Johnson is playing a very dangerous game
IT USED to be said that if Margaret Thatcher is the answer, it must be a silly question. Boris Johnson’s behaviour as British foreign secretary goes beyond silly. Undermining his own position is routine enough, but shafting his own prime minister, while betraying a total misunderstanding of the gravity of what is at stake on Brexit, is shredding the credibility of Theresa May’s government.
One Labour MP described Mr Johnson as the best Donald Trump tribute act around. He certainly shares an equal disrespect for international agreements and disregard for history and its consequences.
Mr Johnson warned of a Brexit “meltdown” and called for “guts” in exit talks; comparing Mrs May unfavourably to Mr Trump, he suggested the US president would “go in bloody hard” and “might get somewhere”.
He is stumped by how something as insignificant as Ireland could block the munificence and greatness Brexit guarantees in his Utopian vision. In reference to the Border he said: “It’s so small and there are so few firms that actually use that Border regularly, it’s just beyond belief we’re allowing the tail to wag the dog in this way.”

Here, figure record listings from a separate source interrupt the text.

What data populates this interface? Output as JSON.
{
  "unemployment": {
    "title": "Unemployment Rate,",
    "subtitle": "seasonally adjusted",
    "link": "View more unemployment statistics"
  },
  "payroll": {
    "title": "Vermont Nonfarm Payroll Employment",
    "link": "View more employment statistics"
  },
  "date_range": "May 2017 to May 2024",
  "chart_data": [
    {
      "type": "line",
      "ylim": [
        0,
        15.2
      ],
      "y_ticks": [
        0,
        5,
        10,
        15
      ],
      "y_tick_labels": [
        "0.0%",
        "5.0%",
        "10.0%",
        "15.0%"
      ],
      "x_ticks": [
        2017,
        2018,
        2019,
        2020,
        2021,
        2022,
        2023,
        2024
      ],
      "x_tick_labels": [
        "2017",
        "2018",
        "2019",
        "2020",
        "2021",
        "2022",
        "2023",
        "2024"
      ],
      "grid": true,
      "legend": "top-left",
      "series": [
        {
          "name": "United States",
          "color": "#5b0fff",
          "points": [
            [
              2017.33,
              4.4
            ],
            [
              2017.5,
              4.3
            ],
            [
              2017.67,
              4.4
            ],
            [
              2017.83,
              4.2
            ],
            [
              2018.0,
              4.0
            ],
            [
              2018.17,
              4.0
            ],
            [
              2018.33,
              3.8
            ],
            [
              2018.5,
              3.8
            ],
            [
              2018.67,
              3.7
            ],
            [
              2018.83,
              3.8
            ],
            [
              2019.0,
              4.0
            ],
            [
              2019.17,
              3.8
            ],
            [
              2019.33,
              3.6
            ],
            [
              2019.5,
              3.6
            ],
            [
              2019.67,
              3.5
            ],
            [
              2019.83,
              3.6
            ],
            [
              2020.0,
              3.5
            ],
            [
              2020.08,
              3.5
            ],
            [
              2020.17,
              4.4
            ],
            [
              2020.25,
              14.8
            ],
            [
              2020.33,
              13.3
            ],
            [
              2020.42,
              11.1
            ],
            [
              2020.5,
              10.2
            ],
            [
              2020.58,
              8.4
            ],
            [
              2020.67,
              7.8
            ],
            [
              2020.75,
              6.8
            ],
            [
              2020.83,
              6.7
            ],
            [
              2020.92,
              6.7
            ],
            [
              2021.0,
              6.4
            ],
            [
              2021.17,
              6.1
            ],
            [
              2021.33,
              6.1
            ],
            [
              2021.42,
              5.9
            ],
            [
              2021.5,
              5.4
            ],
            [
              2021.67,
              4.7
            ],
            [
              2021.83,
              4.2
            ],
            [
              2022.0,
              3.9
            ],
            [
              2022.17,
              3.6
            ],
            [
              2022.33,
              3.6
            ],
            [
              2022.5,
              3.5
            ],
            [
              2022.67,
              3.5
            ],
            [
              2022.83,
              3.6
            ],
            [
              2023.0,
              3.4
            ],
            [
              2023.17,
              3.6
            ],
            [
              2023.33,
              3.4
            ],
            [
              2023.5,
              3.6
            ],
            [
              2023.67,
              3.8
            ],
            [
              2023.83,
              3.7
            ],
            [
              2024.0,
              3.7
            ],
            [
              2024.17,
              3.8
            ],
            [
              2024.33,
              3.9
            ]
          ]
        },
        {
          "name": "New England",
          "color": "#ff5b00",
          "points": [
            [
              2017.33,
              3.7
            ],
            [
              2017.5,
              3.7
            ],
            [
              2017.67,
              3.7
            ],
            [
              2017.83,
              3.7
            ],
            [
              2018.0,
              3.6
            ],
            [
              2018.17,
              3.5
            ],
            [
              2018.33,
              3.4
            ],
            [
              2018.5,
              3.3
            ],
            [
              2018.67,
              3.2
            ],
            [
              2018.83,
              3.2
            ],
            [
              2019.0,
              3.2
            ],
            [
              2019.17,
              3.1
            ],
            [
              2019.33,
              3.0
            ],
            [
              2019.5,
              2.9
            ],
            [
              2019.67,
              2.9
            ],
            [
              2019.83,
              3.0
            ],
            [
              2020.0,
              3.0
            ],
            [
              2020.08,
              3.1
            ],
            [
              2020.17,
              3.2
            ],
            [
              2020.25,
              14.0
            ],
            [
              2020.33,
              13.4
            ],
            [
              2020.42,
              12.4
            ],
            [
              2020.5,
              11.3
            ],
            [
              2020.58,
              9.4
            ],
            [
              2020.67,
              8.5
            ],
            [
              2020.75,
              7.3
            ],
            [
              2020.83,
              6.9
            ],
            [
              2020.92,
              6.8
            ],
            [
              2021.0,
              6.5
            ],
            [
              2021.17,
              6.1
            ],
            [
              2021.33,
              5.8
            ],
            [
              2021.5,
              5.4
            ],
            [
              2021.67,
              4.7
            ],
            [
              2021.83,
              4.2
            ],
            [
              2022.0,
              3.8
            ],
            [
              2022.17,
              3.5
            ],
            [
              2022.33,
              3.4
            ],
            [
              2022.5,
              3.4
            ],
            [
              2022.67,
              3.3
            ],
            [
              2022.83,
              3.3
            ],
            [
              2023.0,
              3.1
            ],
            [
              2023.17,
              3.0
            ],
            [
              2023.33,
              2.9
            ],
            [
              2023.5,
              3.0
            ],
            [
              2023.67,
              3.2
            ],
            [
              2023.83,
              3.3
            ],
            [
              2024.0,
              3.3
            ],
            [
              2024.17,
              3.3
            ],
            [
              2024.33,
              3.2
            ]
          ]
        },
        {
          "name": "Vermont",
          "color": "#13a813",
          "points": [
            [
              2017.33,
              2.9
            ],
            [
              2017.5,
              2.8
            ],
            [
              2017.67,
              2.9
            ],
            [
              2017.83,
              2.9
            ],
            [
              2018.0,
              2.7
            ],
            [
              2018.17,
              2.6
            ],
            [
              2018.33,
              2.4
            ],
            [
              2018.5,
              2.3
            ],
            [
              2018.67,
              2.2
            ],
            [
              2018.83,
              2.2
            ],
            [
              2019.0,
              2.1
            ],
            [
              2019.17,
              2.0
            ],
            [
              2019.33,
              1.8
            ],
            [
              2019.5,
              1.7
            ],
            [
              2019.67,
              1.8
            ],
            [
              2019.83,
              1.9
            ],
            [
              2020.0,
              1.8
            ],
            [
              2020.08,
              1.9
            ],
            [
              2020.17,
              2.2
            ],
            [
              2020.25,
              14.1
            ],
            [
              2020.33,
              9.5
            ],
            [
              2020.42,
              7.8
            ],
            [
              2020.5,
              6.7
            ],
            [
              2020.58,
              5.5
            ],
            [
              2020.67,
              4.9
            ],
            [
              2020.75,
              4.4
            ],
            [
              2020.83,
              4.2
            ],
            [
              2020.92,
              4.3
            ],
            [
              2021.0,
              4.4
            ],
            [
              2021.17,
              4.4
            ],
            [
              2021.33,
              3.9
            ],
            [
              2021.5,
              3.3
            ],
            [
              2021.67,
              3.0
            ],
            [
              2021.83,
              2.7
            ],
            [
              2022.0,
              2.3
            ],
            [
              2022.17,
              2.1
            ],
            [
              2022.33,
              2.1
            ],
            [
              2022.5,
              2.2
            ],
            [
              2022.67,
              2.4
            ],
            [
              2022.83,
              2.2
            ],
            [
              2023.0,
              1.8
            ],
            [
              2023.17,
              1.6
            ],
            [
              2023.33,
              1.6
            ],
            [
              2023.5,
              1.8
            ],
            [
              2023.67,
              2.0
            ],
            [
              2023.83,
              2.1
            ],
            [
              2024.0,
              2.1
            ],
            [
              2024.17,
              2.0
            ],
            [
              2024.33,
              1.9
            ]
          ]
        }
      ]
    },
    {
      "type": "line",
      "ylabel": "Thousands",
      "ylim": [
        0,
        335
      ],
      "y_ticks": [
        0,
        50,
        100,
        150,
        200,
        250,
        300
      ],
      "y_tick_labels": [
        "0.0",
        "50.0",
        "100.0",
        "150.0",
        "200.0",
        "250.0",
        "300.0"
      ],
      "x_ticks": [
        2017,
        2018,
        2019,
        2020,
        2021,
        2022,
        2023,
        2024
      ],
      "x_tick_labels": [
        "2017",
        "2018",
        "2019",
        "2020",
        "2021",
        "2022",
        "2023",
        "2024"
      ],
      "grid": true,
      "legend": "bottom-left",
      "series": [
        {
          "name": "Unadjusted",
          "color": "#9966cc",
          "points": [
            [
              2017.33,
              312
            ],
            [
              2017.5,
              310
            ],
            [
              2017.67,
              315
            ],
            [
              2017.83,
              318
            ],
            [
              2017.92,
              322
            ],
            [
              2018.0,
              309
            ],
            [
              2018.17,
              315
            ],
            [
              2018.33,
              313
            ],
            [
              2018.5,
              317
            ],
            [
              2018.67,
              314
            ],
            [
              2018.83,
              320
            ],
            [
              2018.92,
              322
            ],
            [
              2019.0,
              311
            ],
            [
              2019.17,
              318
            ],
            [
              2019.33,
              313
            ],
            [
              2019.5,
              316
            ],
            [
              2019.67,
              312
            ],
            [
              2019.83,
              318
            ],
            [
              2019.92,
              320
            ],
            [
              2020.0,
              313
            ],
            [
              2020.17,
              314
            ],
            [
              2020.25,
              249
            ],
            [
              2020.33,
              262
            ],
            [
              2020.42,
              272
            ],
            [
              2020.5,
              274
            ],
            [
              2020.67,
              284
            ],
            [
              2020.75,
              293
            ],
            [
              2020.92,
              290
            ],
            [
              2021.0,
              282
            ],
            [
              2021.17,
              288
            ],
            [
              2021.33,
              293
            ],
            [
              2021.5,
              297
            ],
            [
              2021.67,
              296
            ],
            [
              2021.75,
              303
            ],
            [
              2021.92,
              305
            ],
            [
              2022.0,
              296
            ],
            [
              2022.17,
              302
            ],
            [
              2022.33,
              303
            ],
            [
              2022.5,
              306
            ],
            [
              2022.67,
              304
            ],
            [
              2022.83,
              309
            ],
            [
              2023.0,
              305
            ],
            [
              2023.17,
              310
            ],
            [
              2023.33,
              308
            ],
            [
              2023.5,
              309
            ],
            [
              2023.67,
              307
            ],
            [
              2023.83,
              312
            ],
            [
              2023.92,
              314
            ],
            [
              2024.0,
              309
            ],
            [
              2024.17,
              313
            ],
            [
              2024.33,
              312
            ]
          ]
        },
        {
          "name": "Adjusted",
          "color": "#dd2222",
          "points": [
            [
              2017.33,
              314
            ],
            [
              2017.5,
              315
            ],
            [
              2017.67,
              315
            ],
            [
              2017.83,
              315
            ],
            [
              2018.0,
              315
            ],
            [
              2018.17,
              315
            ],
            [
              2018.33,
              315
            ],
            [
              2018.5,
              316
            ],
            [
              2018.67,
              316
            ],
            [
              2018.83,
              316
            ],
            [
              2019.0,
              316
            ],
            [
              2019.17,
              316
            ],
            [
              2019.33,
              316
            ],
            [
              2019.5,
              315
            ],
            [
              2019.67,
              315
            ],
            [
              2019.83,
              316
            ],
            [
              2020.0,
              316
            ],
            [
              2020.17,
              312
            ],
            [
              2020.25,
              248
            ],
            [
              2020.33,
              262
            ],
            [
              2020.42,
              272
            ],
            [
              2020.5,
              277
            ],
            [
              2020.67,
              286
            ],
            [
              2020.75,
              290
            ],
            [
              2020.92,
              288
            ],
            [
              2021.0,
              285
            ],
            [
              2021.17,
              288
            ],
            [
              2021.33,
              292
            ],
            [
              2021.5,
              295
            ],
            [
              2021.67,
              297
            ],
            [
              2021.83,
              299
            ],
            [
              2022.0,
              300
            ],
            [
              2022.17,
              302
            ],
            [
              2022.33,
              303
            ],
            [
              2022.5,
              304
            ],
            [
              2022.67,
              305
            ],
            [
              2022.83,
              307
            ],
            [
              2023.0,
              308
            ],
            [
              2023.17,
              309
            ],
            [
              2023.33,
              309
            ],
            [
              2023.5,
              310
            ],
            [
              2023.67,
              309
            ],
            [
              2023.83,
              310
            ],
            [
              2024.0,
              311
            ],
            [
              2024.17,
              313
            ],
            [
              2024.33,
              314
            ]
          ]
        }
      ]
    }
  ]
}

His posturing and the spasm of paralysis at Downing Street has stirred the wrath of EU chief Brexit negotiator Michel Barnier. He has attacked the UK for trying to “intimidate” him by playing a “blame game”.
He has rightly appealed for more trust and realism from the UK. In a mocking allusion to Mrs May’s infamous “Brexit means Brexit” remark, that there could be no backtracking on the December Brexit deal, Mr Barnier countered insisting “backstop means backstop”.
With a deadline looming in October, surely the blurring of boundaries by creating an utterly unstable environment in which it is difficult to define the nature of either friendship or enmity is in nobody’s interest.